The Board of Directors is at the core of corporate governance practice and oversees how the Management serves and protects the long-term interests of all stakeholders. The Board members are experienced, knowledgeable and professionally competent and represent various fields of business activities, such as, management, commerce, finance, banking, technical, legal etc.

Committees

The Board of Directors has formed various committees such as Audit Committee, Shareholder’s/investor’s Grievance Committee, Remuneration Committee and Risk Management Committee and necessary powers have been delegated to these committees for efficient management of  the affairs of the company.
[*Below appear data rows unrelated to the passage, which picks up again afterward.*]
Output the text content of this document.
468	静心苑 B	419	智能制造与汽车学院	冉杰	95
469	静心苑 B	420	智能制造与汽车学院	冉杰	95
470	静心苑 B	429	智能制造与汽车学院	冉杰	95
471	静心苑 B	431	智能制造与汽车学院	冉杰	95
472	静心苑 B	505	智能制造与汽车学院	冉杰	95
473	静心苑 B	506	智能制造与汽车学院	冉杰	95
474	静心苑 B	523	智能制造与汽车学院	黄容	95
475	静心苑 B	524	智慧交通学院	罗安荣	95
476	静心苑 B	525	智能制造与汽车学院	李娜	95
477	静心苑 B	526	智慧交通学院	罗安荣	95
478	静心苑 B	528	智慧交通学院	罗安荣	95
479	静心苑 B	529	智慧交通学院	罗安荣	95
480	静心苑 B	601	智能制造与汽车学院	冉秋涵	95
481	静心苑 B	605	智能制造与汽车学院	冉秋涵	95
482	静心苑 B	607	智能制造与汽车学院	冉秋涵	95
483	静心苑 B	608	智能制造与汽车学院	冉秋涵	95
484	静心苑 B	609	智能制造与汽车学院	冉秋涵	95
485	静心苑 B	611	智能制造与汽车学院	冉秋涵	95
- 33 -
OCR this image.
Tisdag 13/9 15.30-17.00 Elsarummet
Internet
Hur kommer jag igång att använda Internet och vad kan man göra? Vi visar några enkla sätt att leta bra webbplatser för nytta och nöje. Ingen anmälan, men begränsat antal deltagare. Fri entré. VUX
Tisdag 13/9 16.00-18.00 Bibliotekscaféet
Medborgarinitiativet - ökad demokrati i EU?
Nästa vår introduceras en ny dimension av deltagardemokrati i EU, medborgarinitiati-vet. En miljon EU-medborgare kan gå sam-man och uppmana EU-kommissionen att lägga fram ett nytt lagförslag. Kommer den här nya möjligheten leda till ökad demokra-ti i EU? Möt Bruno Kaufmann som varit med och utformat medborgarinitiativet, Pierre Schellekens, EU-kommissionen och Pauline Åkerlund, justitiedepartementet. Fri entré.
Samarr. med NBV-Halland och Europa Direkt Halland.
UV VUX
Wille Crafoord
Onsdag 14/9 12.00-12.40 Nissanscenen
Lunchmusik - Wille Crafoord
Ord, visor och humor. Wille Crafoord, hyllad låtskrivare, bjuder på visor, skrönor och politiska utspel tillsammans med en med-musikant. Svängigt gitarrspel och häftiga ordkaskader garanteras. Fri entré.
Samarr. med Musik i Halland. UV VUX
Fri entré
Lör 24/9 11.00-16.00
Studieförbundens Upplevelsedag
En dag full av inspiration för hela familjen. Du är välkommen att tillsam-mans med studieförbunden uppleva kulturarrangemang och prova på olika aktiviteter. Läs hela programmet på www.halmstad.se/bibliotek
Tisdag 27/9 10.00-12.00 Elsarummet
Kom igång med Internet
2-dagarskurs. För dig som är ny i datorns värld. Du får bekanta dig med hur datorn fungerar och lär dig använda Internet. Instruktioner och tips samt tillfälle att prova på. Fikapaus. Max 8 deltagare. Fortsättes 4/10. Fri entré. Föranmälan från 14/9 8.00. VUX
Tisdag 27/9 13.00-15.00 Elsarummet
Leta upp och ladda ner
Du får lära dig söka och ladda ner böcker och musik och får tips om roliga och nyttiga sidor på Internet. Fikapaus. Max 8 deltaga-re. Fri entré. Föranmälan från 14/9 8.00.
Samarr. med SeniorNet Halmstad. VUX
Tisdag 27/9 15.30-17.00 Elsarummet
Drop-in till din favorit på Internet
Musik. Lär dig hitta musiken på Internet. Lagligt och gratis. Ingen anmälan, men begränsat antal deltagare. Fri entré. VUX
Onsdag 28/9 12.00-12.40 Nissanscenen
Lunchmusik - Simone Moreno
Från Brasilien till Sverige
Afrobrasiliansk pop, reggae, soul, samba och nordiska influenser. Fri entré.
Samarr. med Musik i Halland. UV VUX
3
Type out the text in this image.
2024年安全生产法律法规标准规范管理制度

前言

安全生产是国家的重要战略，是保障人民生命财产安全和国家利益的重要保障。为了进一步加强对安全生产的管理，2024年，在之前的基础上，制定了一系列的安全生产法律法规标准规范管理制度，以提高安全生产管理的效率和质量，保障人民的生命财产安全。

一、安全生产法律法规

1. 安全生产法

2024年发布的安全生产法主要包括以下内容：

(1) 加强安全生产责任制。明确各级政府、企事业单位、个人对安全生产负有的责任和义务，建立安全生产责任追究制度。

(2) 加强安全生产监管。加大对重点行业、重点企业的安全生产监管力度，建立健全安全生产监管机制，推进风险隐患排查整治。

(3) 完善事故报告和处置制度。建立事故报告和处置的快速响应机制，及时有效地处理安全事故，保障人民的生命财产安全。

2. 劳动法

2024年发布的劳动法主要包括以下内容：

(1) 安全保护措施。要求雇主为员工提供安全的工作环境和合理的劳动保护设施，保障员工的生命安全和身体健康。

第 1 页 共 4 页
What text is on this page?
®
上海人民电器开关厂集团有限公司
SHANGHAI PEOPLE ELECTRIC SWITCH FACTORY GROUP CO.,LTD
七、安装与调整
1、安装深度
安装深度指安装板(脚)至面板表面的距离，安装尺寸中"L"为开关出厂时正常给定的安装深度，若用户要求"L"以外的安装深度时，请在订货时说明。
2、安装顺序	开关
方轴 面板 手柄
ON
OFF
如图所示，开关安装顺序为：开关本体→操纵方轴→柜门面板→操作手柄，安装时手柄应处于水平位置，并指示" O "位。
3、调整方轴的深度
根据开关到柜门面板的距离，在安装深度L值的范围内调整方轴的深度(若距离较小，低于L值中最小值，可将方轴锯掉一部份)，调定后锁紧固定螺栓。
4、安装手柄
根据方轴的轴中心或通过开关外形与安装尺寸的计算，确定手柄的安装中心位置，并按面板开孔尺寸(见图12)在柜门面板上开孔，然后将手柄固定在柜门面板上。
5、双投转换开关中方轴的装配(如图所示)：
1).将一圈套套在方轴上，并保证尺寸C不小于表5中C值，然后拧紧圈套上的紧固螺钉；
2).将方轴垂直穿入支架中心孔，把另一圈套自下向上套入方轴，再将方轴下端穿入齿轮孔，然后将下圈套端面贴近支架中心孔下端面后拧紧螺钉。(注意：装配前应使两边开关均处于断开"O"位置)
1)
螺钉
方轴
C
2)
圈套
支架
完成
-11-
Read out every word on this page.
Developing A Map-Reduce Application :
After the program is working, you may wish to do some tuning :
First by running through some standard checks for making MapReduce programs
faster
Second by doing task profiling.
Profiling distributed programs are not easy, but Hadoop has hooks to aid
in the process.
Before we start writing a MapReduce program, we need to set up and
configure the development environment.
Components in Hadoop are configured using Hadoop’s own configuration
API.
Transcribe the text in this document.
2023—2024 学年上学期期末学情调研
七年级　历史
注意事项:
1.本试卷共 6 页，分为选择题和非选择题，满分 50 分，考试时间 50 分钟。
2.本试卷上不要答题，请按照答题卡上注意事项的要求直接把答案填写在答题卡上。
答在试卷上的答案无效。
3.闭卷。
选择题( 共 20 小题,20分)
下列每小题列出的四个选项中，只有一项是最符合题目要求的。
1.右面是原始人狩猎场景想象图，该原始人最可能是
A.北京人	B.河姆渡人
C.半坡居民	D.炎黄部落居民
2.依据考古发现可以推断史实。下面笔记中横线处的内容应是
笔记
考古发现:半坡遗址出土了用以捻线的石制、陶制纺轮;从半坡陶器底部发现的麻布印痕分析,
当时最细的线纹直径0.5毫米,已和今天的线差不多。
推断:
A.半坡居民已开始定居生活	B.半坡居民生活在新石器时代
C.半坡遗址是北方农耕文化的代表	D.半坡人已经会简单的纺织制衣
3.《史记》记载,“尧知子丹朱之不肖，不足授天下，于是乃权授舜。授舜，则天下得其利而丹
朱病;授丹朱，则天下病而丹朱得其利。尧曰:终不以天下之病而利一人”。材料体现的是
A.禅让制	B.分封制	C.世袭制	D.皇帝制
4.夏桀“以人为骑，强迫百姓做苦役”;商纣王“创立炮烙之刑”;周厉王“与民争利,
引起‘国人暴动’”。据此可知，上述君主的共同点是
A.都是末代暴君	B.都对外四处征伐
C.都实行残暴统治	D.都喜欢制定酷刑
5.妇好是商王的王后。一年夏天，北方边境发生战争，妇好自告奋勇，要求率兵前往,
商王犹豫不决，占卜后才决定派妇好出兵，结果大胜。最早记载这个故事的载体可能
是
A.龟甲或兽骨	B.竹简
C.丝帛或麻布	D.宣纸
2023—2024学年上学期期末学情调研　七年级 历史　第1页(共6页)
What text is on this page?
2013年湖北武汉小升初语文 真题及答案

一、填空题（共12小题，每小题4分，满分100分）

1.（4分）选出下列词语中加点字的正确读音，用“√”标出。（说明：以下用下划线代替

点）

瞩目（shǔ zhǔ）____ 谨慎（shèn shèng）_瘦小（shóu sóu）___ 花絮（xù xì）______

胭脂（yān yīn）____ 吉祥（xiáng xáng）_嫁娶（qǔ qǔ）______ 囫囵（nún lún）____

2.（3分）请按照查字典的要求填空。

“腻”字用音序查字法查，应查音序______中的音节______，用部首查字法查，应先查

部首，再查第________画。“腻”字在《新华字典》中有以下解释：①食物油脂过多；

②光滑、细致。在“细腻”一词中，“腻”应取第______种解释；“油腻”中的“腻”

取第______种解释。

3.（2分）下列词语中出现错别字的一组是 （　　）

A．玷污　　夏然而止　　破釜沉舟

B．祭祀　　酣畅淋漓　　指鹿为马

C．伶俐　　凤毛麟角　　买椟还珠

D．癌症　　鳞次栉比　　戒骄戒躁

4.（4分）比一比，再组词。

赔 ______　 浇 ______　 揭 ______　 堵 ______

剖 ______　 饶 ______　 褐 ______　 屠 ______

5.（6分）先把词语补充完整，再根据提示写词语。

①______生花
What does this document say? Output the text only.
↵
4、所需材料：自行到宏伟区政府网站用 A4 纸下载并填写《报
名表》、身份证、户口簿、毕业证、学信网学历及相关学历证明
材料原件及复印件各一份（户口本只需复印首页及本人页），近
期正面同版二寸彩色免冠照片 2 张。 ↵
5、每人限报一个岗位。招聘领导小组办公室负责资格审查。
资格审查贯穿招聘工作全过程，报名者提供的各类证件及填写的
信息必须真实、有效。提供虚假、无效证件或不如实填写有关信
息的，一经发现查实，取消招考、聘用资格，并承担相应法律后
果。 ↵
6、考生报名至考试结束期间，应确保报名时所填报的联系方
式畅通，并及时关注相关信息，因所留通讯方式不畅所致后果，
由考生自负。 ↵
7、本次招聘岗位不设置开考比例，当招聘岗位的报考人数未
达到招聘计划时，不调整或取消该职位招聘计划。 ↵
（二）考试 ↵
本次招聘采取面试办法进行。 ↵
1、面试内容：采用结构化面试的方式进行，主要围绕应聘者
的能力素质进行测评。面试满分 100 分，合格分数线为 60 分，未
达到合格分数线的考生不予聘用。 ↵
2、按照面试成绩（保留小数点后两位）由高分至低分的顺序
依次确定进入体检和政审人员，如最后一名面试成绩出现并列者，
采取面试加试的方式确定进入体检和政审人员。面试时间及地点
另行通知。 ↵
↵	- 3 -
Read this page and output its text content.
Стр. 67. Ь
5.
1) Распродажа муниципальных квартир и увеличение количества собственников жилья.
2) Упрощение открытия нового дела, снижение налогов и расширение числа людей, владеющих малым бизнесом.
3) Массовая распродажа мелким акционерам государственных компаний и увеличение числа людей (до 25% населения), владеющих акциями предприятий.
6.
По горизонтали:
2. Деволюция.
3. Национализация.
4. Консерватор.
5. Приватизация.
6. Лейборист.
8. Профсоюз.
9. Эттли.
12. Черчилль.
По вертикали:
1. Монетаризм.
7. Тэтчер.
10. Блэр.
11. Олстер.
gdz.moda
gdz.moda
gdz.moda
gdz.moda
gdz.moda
According to our ethics of corporate governance, the Directors and Senior Management should:

  • Use reasonable efforts to attend Board and Committee meetings / office work regularly.
  • Dedicate sufficient time, energy and attention to the company to ensure diligent performance of his / her duties, including preparing for meetings and decision making.
  • Seek to comply with all Corporate Policies.
  • Act in the best interest of, and fulfill their fiduciary obligations / responsibilities to Company’s shareholders, stakeholders, customers etc.
  • Comply with all applicable laws, rules, regulations and guidelines.
  • Avoid any situation in which there is an actual or apparent conflict of interest that could interfere with the Director’s or member of senior management’s judgment in taking decisions in the company’s best interests.
  • A Director who has a material personal interest in any matter should notify the board of his / their interest and must not vote on the matter. Any member of senior management who has a material personal interest in any contracts, arrangements or transactions should inform the Company Secretary.
  • Make available to and share with fellow Directors and members of senior management information as may be appropriate to ensure proper conduct and sound operation of the company and its Board of Directors.
  • Ensure the security of all confidential information such as technologies, processes, patents, know how, designs, drawings, marketing and financial strategies etc. available to them in the course of discharge of their services and not use such information for their personal advantage.
  • Ensure that they use the company’s assets, properties and services for official purposes only or as per the terms of their appointment.
  • Not receive directly or indirectly any benefits / favours from the company’s business associates / constituents which is intended or can be perceived as being given to gain favour for dealing with the company.
  • Have a legal and a moral responsibility for the safety and the protection of the environment.
  • Encourage and support the professional development of the employees of the company and provide them all necessary assistance and cooperation.